Ironically, beyond the Rupert Murodch owned-media entities, the narrative promoting DeSantis’ potential Presidential run is being largely fueled by a small set of GOP-leaning bloggers. These bloggers are the ones DeSantis uses frequently to break stories, shape narratives and get out his message. The websites include The Florida Standard, The Floridian and The Florida Voice, all entities with little or no long-term involvement in covering Florida government and elections. Most have popped up in recent years in conjunction with DeSantis’ rise to power. These entities would presumably be exempted from disclosure under Broduer’s legislation, because rather than acting as a watchdog they lavish praise on the governor.

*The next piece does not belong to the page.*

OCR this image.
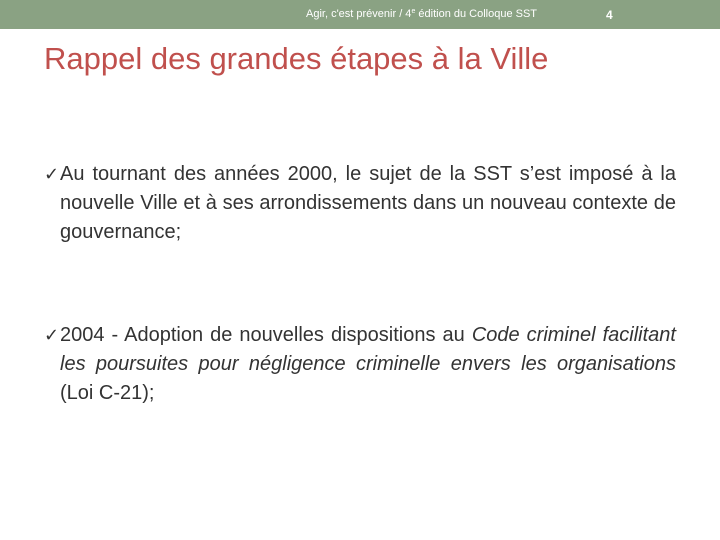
Agir, c'est prévenir / 4e édition du Colloque SST	4
Rappel des grandes étapes à la Ville
✓ Au tournant des années 2000, le sujet de la SST s’est imposé à la nouvelle Ville et à ses arrondissements dans un nouveau contexte de gouvernance;
✓ 2004 - Adoption de nouvelles dispositions au Code criminel facilitant les poursuites pour négligence criminelle envers les organisations (Loi C-21);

Florida in 2023 has become a cultural battleground in addition to a laboratory for the GOP to implement a vision of authoritarian government previously unseen in this country—at least since Woodrow Wilson’s crackdown on a free press during World War I. It’s ironic that DeSantis, who fancies himself as a Constitutional scholar and a defender of Federalism, is likely to support something that very clearly will run afoul of the First Amendment.
But those of us who live in Florida and cover state government long ago learned that DeSantis, for all his purported ideological zeal, is a master of projection. This is likely just another example of DeSantis throwing red meat to his base, while achieving the goal of stifling dissent in the process. This will all be accomplished while he continues to tout himself as a champion of “freedom,” and promote the state as “the free state of Florida.”
Nothing could be further from the truth.